Graham Priest has written extensively on Paraconsistent Logic. This is logic that is not explosive, i.e. \[ (A \wedge \lnot A) \rightarrow B \]is invalid. This is a tautology in binary logic, meaning from an inconsistent premise you can prove anything (that's bad). It's invalid in #RM3, RM3 is not explosive and thus paraconsistent. But we need to be more explicit because RM3 has more than one conditional.
The usual \( \lnot A \vee B \) is actually explosive, it's the same as the binary \( \supset \) conditional.
The first non-explosive conditional in RM3 is the same as the conditional that is often associated with Priest's LP, the Logic of Paradox.

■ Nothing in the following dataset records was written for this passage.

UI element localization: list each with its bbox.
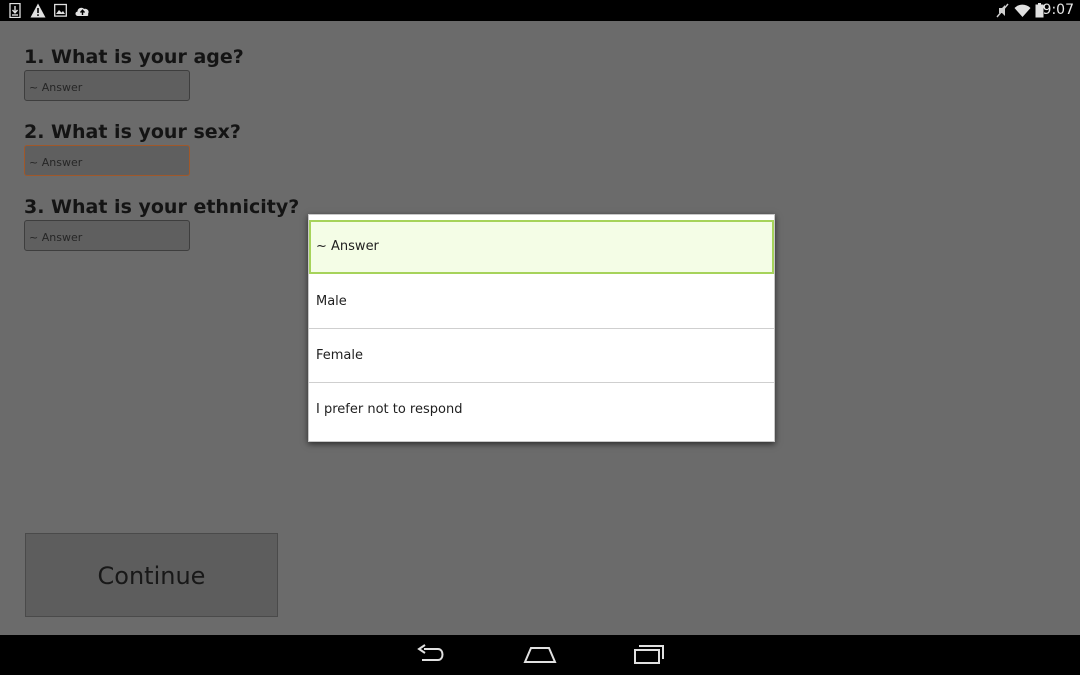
home-icon[interactable] [523, 643, 557, 667]
sex-dropdown-list: ~ Answer Male Female I prefer not to res… [308, 214, 775, 442]
sex-answer-field[interactable]: ~ Answer [24, 145, 190, 176]
dropdown-option-male[interactable]: Male [309, 275, 774, 329]
dropdown-option-answer[interactable]: ~ Answer [309, 220, 774, 274]
mute-icon [996, 3, 1009, 18]
wifi-icon [1014, 4, 1031, 17]
download-icon [9, 3, 21, 18]
age-answer-field[interactable]: ~ Answer [24, 70, 190, 101]
ethnicity-answer-field[interactable]: ~ Answer [24, 220, 190, 251]
recents-icon[interactable] [633, 643, 665, 667]
dropdown-option-prefer-not[interactable]: I prefer not to respond [309, 383, 774, 437]
question-ethnicity-label: 3. What is your ethnicity? [24, 196, 300, 218]
back-icon[interactable] [416, 643, 448, 667]
dropdown-option-female[interactable]: Female [309, 329, 774, 383]
warning-icon [30, 3, 46, 18]
status-bar: 9:07 [0, 0, 1080, 21]
question-sex-label: 2. What is your sex? [24, 121, 241, 143]
screen: 9:07 1. What is your age? ~ Answer 2. Wh… [0, 0, 1080, 675]
cloud-upload-icon [75, 7, 89, 16]
image-icon [54, 3, 67, 17]
status-time: 9:07 [1042, 2, 1074, 18]
question-age-label: 1. What is your age? [24, 46, 244, 68]
continue-button[interactable]: Continue [25, 533, 278, 617]
navigation-bar [0, 635, 1080, 675]
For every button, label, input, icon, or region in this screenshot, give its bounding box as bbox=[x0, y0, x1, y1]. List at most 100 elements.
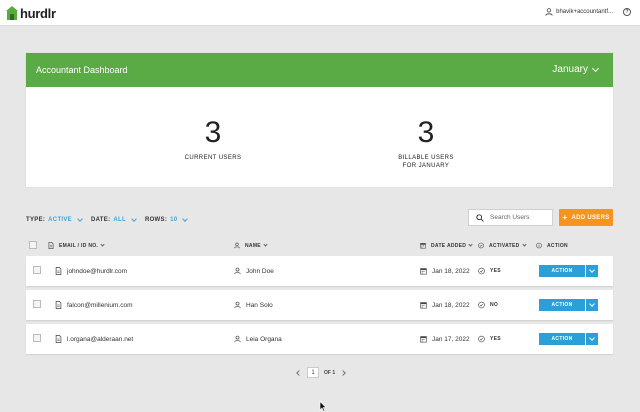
action-dropdown-button[interactable] bbox=[586, 265, 598, 277]
document-icon bbox=[55, 267, 62, 275]
date-filter-label: DATE: bbox=[90, 217, 111, 223]
billable-users-label-line1: BILLABLE USERS bbox=[398, 155, 454, 161]
column-date-added[interactable]: DATE ADDED bbox=[420, 242, 473, 249]
dashboard-title: Accountant Dashboard bbox=[36, 65, 128, 75]
chevron-down-icon bbox=[182, 216, 189, 222]
month-label: January bbox=[552, 64, 588, 75]
chevron-down-icon bbox=[589, 335, 595, 341]
help-icon[interactable]: ? bbox=[623, 8, 631, 16]
dashboard-header: Accountant Dashboard January bbox=[26, 53, 613, 87]
mouse-cursor-icon bbox=[319, 401, 327, 412]
column-action: ACTION bbox=[536, 242, 568, 249]
calendar-icon bbox=[420, 268, 427, 275]
billable-users-label-line2: FOR JANUARY bbox=[402, 163, 450, 169]
type-filter-label: TYPE: bbox=[26, 217, 46, 223]
action-button[interactable]: ACTION bbox=[539, 265, 585, 277]
row-activated: YES bbox=[490, 336, 501, 342]
row-action-group: ACTION bbox=[539, 299, 598, 311]
billable-users-count: 3 bbox=[417, 116, 435, 149]
chevron-down-icon bbox=[131, 216, 137, 222]
billable-users-label: BILLABLE USERS FOR JANUARY bbox=[346, 154, 506, 170]
billable-users-stat: 3 BILLABLE USERS FOR JANUARY bbox=[346, 116, 506, 170]
row-activated: YES bbox=[490, 268, 501, 274]
column-email[interactable]: EMAIL / ID NO. bbox=[48, 242, 105, 249]
chevron-down-icon bbox=[77, 216, 83, 222]
sort-icon bbox=[468, 242, 473, 247]
user-icon bbox=[234, 242, 240, 249]
rows-filter[interactable]: ROWS: 10 bbox=[144, 216, 189, 223]
check-circle-icon bbox=[478, 267, 485, 275]
calendar-icon bbox=[420, 336, 427, 343]
user-icon bbox=[234, 267, 241, 275]
table-header: EMAIL / ID NO. NAME DATE ADDED ACTIVATED… bbox=[26, 240, 613, 252]
row-email: johndoe@hurdlr.com bbox=[67, 267, 128, 275]
top-bar: hurdlr bhavik+accountantf... ? bbox=[0, 0, 640, 26]
column-activated[interactable]: ACTIVATED bbox=[478, 242, 527, 249]
date-filter[interactable]: DATE: ALL bbox=[90, 216, 137, 223]
logo-house-icon bbox=[6, 6, 18, 20]
row-date-added: Jan 18, 2022 bbox=[432, 267, 470, 275]
select-all-checkbox[interactable] bbox=[29, 241, 37, 249]
chevron-right-icon[interactable] bbox=[340, 369, 346, 376]
page-number-input[interactable]: 1 bbox=[307, 367, 319, 378]
row-activated: NO bbox=[490, 302, 499, 308]
column-email-label: EMAIL / ID NO. bbox=[59, 242, 99, 249]
plus-icon: + bbox=[562, 213, 568, 222]
user-email: bhavik+accountantf... bbox=[556, 9, 613, 15]
add-users-label: ADD USERS bbox=[571, 214, 610, 221]
hurdlr-logo[interactable]: hurdlr bbox=[6, 5, 56, 21]
action-dropdown-button[interactable] bbox=[586, 299, 598, 311]
search-box bbox=[468, 209, 553, 226]
user-menu[interactable]: bhavik+accountantf... bbox=[545, 8, 613, 16]
rows-filter-label: ROWS: bbox=[144, 217, 168, 223]
row-email: falcon@millenium.com bbox=[67, 301, 133, 309]
column-name[interactable]: NAME bbox=[234, 242, 268, 249]
pagination: 1 OF 1 bbox=[296, 367, 346, 378]
calendar-icon bbox=[420, 243, 426, 249]
current-users-count: 3 bbox=[204, 116, 222, 149]
check-circle-icon bbox=[478, 335, 485, 343]
page-total: OF 1 bbox=[324, 369, 336, 376]
check-circle-icon bbox=[478, 301, 485, 309]
info-icon bbox=[536, 242, 542, 249]
action-button[interactable]: ACTION bbox=[539, 299, 585, 311]
chevron-down-icon bbox=[591, 64, 600, 72]
column-activated-label: ACTIVATED bbox=[489, 242, 520, 249]
calendar-icon bbox=[420, 302, 427, 309]
table-row: johndoe@hurdlr.com John Doe Jan 18, 2022… bbox=[26, 256, 613, 286]
chevron-left-icon[interactable] bbox=[296, 369, 302, 376]
row-action-group: ACTION bbox=[539, 333, 598, 345]
row-name: John Doe bbox=[246, 267, 274, 275]
table-row: falcon@millenium.com Han Solo Jan 18, 20… bbox=[26, 290, 613, 320]
chevron-down-icon bbox=[589, 301, 595, 307]
filters-bar: TYPE: ACTIVE DATE: ALL ROWS: 10 bbox=[26, 216, 196, 223]
row-action-group: ACTION bbox=[539, 265, 598, 277]
table-row: l.organa@alderaan.net Leia Organa Jan 17… bbox=[26, 324, 613, 354]
row-checkbox[interactable] bbox=[33, 266, 41, 274]
dashboard-card: Accountant Dashboard January 3 CURRENT U… bbox=[26, 53, 613, 187]
row-checkbox[interactable] bbox=[33, 334, 41, 342]
document-icon bbox=[55, 301, 62, 309]
action-dropdown-button[interactable] bbox=[586, 333, 598, 345]
sort-icon bbox=[521, 242, 527, 247]
column-date-label: DATE ADDED bbox=[431, 242, 467, 249]
rows-filter-value: 10 bbox=[170, 217, 178, 223]
date-filter-value: ALL bbox=[113, 217, 126, 223]
sort-icon bbox=[100, 242, 105, 247]
current-users-label: CURRENT USERS bbox=[184, 155, 242, 161]
type-filter[interactable]: TYPE: ACTIVE bbox=[26, 216, 83, 223]
sort-icon bbox=[263, 242, 268, 247]
row-name: Han Solo bbox=[246, 301, 273, 309]
row-checkbox[interactable] bbox=[33, 300, 41, 308]
check-circle-icon bbox=[478, 242, 484, 249]
column-action-label: ACTION bbox=[547, 242, 568, 249]
user-icon bbox=[234, 335, 241, 343]
user-icon bbox=[234, 301, 241, 309]
user-icon bbox=[545, 8, 553, 16]
brand-name: hurdlr bbox=[20, 5, 56, 21]
month-selector[interactable]: January bbox=[552, 64, 600, 75]
search-input[interactable] bbox=[490, 214, 550, 221]
action-button[interactable]: ACTION bbox=[539, 333, 585, 345]
search-icon bbox=[476, 213, 484, 222]
add-users-button[interactable]: + ADD USERS bbox=[559, 209, 613, 226]
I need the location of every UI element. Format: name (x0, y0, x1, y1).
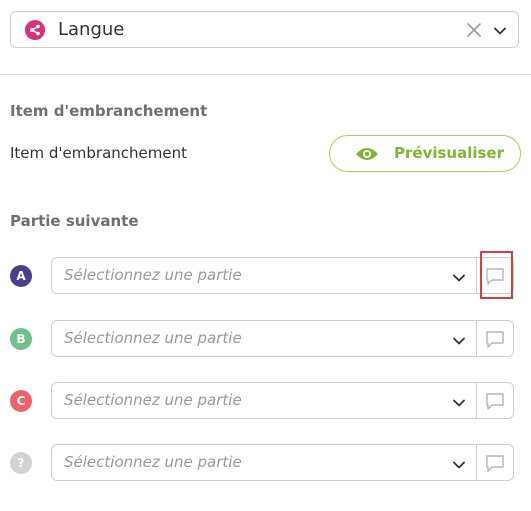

It uses validity instead of truth in the conditional: \[ A \rightarrow B := \lnot P(A) \vee B \]where \( P \) is the modal "possible" operator, which also indicates validity in RM3. However, it doesn't satisfy the contrapositive, and it does satisfy the projections from the product(s), in other words Weakening.
The full Relevant Conditional \[ A \Rightarrow B :=(A \rightarrow B) \wedge (\lnot B \rightarrow \lnot A) \] is both paraconsistent and relevant, it is neither explosive nor does it satisfy Weakening (\( A \otimes B \Rightarrow A \) is invalid).
Thus, explosiveness is related to relevance via the contrapositive. Inconsistency needs to be shut down in both cases.